Au lendemain de l'électrochoc provoqué par la perte du triple A français, la classe politique s'est réveillée avec la gueule de bois samedi. Et à moins de 100 jours de la présidentielle, les politiques ont trouvé le remède idéal : s'affronter sur le terrain de la responsabilité.
"C'est une politique qui a été dégradée, pas la France"
A gauche, du PS au NPA, plusieurs responsables politiques ont estimé samedi que le gouvernement était responsable de la dégradation de la note française et "n'assumait pas ses échecs". "La France ne peut que constater l'incompétence et l'irresponsabilité de ses dirigeants actuels (...), a jugé le député PS de Saône-et-Loire Arnaud Montebourg. "Les choix actuels du gouvernement de Nicolas Sarkozy et François Fillon ne font que renforcer la crise en faisant toujours plus de cadeaux aux banques", a dénoncé de son côté Philippe Poutou, candidat du NPA à la présidentielle.
Mais c'est le candidat socialiste à la présidentielle François Hollande qui avait ouvert le bal depuis son QG samedi matin. Prenant acte de la gravité de la situation, le député de la Corrèze a voulu faire passer un message : "c'est une politique qui a été dégradée, pas la France". "Nicolas Sarkozy avait fait de la conservation du triple A un objectif de sa politique et même une obligation pour son gouvernement. C'est ainsi qu'avaient été justifiés pas moins de deux plans de rigueur en quatre mois. Cette bataille, et je le regrette, a été perdue", a-t-il déclaré.

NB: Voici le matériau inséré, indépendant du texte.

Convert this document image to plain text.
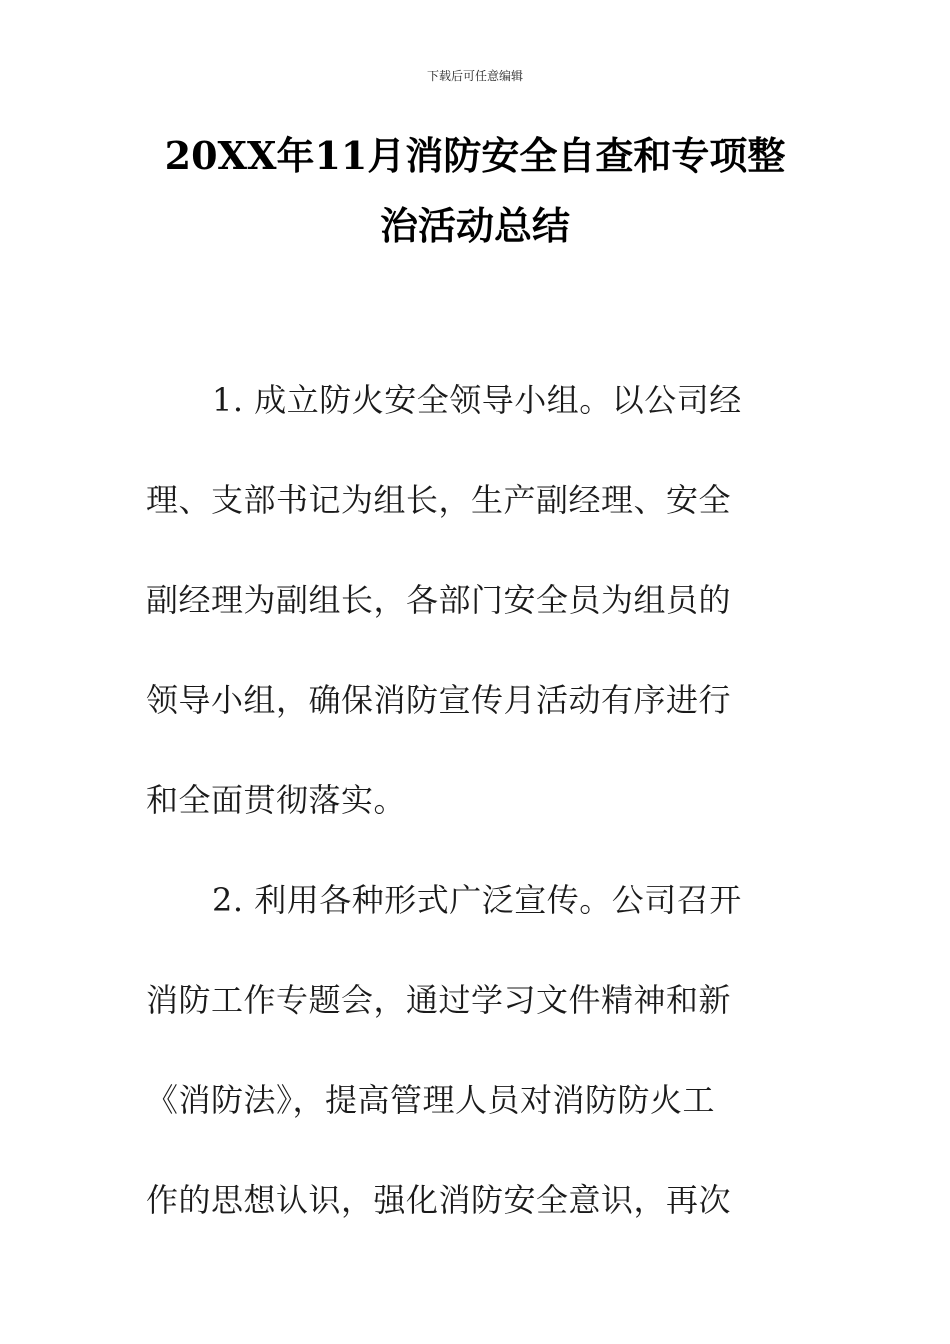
下载后可任意编辑
20XX年11月消防安全自查和专项整
治活动总结
1. 成立防火安全领导小组。以公司经
理、支部书记为组长，生产副经理、安全
副经理为副组长，各部门安全员为组员的
领导小组，确保消防宣传月活动有序进行
和全面贯彻落实。
2. 利用各种形式广泛宣传。公司召开
消防工作专题会，通过学习文件精神和新
《消防法》，提高管理人员对消防防火工
作的思想认识，强化消防安全意识，再次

"Ceux qui dramatisent doivent réfléchir"
La réplique n'a pas tardé. Deux heures plus tard, François Fillon a pris la parole depuis Matignon, déclarant que le socialiste "avait particulièrement tort" d'affirmer cela. Le Premier ministre a condamné tour à tour le refus du PS de voter la règle d'or budgétaire et son opposition à la réforme des retraites. "Ceux qui dramatisent la situation doivent y réfléchir à deux fois : ce sont en effet les mêmes qui ont refusé de voter les réformes destinées à renforcer notre compétitivité ou à réduire les déficits", a poursuivi François Fillon.
Pour s'assurer de bien faire passer le message, l'UMP a dans le même temps fustigé en choeur le candidat socialiste, l'accusant de se "réjouir" de la dégradation de la note par S&P "pour des raisons électoralistes". Bruno Beschizza, secrétaire national de l'UMP, a dénoncé "l'incurie socialiste sur le sujet de la dette" tandis que Philippe Juvin, député européen, a proposé que le candidat socialiste "soumette son programme" à S&P "pour voir". Benjamin Lancar, président des Jeunes Populaires, a quant à lui souligné que "jamais ni François Hollande ni le parti socialiste ne se sont montrés conscients des enjeux de soutenabilité de la dette publique française".
Un partout balle au centre
François Bayrou, candidat du MoDem à la présidentielle et ancien ministre de l'Education nationale a, quant à lui, une nouvelle fois renvoyé droite et gauche dos à dos. Le centriste a jugé samedi qu'il y avait "une coresponsabilité" de l'UMP et du PS dans la perte par la France de son triple A, qui va "obliger tout le monde à regarder la réalité en face" et à "quitter les chimères". Si le Béarnais "ne met pas tout le monde sur le même plan" et juge que "naturellement, il y a une responsabilité récente des gouvernements de Nicolas Sarkozy", la situation actuelle a, selon lui, "pris naissance au milieu ou à la fin des années 90" et "engage donc la responsabilité des deux forces qu'on présente comme principales, l'UMP et le PS".
Et le centriste de rappeler que "dès 2002", il avait "proposé ce que l'on a depuis appelé la règle d'or".
Un peu sur le même registre, Jean-Luc Mélenchon, candidat du Front de gauche à l'Elysée a dénoncé "la capitulation sans conditions" de tous les responsables politiques face aux agences de notation et à la crise.